Dominique therefore went on an electoral campaign stuck on all sides. The field of the economy was now occupied by a solid team from the CAQ.

That of defending the rights of the anglophone and allophone minority was disputed by Duhaime and Nadeau-Dubois. She tried to take ownership of the environmental file, but Québec solidaire and the PQ had already got their hands on it. For the defense of the francophone identity, it is difficult to go further than what the CAQ and the PQ were doing. In short, as in a game of electoral musical chairs, the PLQ did not find a place to lay its buttocks in the last election. Unless there is a dramatic reversal, this unfortunate position is here to stay.
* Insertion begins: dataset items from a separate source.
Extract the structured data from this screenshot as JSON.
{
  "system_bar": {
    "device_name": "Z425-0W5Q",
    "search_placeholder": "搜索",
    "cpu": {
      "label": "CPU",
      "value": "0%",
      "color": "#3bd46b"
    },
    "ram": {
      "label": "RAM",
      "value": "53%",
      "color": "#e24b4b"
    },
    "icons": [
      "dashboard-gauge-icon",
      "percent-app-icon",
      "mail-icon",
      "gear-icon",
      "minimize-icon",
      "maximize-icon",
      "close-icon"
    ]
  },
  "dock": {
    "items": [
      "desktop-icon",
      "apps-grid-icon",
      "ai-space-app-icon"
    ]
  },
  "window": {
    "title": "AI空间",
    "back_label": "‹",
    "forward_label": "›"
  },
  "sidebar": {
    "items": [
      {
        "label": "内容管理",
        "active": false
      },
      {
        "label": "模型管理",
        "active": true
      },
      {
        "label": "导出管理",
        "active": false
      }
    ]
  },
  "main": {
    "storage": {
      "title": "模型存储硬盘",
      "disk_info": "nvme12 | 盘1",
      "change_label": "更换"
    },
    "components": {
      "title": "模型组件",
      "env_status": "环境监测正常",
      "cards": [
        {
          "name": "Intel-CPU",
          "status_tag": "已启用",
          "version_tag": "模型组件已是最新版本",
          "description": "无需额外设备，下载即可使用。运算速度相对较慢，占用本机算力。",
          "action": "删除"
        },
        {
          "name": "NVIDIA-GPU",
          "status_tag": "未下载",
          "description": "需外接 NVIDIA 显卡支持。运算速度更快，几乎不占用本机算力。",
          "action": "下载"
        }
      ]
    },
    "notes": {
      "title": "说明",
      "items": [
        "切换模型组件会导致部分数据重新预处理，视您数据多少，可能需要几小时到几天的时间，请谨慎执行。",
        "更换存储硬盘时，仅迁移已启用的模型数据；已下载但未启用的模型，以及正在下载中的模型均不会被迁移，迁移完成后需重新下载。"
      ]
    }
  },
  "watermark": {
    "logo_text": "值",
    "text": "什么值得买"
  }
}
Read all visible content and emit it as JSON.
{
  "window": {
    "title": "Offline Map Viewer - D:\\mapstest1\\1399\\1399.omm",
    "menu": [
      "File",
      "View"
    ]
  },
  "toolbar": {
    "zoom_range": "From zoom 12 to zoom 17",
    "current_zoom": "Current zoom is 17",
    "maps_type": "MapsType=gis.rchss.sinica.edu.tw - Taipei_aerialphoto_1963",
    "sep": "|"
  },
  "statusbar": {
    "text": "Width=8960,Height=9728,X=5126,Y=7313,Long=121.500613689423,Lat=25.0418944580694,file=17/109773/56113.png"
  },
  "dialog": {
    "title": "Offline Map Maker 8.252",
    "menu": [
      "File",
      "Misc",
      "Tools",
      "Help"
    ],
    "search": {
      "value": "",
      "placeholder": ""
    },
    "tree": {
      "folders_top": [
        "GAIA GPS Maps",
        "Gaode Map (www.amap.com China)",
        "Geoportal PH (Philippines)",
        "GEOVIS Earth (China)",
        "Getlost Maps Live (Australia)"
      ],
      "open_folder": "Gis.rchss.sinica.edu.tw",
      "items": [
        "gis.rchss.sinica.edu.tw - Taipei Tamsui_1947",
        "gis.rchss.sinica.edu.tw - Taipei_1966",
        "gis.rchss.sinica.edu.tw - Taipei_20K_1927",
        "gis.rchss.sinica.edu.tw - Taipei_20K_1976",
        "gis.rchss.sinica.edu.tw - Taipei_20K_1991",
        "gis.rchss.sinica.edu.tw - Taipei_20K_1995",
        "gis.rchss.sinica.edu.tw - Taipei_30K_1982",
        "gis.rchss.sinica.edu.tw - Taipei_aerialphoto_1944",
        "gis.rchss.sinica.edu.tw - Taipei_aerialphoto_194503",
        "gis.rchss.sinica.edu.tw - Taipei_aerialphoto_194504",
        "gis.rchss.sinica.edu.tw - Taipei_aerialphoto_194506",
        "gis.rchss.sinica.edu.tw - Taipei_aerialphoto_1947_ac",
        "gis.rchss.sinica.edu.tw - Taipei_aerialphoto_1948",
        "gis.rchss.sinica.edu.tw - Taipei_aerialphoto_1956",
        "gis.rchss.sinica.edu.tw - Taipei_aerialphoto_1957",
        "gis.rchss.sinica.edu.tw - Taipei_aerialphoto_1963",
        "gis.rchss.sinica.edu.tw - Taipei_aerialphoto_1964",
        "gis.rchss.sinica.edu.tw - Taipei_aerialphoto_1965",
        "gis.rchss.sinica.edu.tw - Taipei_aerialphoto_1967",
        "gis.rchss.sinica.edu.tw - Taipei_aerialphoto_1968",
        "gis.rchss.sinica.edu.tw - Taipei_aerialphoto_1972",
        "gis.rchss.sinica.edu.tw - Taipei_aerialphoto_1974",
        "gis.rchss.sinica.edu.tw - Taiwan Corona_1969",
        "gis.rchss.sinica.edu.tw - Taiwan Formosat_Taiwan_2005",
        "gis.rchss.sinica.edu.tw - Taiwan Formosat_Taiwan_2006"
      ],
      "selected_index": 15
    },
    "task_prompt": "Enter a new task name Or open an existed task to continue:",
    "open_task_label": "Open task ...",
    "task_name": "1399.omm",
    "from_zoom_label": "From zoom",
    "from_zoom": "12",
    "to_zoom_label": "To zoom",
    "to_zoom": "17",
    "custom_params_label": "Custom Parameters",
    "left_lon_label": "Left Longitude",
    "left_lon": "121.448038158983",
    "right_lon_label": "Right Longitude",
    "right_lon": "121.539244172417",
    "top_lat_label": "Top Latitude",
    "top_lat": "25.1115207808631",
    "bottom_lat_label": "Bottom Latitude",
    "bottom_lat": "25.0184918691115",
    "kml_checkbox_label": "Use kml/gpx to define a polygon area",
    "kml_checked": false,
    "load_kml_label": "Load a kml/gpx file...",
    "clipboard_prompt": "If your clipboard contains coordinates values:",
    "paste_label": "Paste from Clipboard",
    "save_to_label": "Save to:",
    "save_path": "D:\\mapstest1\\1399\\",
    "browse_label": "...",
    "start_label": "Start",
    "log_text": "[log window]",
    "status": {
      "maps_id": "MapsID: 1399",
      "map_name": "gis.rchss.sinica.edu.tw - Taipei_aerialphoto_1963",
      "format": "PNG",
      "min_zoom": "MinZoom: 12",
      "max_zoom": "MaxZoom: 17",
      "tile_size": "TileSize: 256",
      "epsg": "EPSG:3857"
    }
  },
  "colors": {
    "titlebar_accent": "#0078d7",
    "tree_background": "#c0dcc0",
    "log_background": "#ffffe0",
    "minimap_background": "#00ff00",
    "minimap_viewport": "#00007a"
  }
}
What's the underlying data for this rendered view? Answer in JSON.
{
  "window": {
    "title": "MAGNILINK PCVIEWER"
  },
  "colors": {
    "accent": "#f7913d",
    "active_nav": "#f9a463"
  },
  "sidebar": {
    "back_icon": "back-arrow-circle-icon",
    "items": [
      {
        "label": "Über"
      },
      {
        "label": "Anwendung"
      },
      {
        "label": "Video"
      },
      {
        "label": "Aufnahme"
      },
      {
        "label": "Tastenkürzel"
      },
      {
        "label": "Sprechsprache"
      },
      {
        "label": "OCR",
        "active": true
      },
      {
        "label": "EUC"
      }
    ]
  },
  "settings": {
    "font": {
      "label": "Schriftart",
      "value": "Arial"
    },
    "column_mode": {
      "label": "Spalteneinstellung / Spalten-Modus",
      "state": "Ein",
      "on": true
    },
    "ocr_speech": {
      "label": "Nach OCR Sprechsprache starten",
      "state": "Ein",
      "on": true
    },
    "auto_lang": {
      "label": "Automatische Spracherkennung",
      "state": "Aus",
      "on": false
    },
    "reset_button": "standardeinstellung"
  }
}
So, if I were this brilliant girl that is Dominique Anglade, I would leave now, because there is more merit in leaving the ship than in letting yourself be thrown overboard.

A bit like it happens Double occupation, Dominique’s elimination supper is already underway, hidden from her gaze and that of her allies. In other words, believing that the elimination of Marie-Claude Nichols was going to pass as a letter in the post, she risks finding her photo in the envelope of the deliberation. “You have to know, at all costs, to keep all your dignity and despite what it costs us, to leave without looking back. So said Charles Aznavour.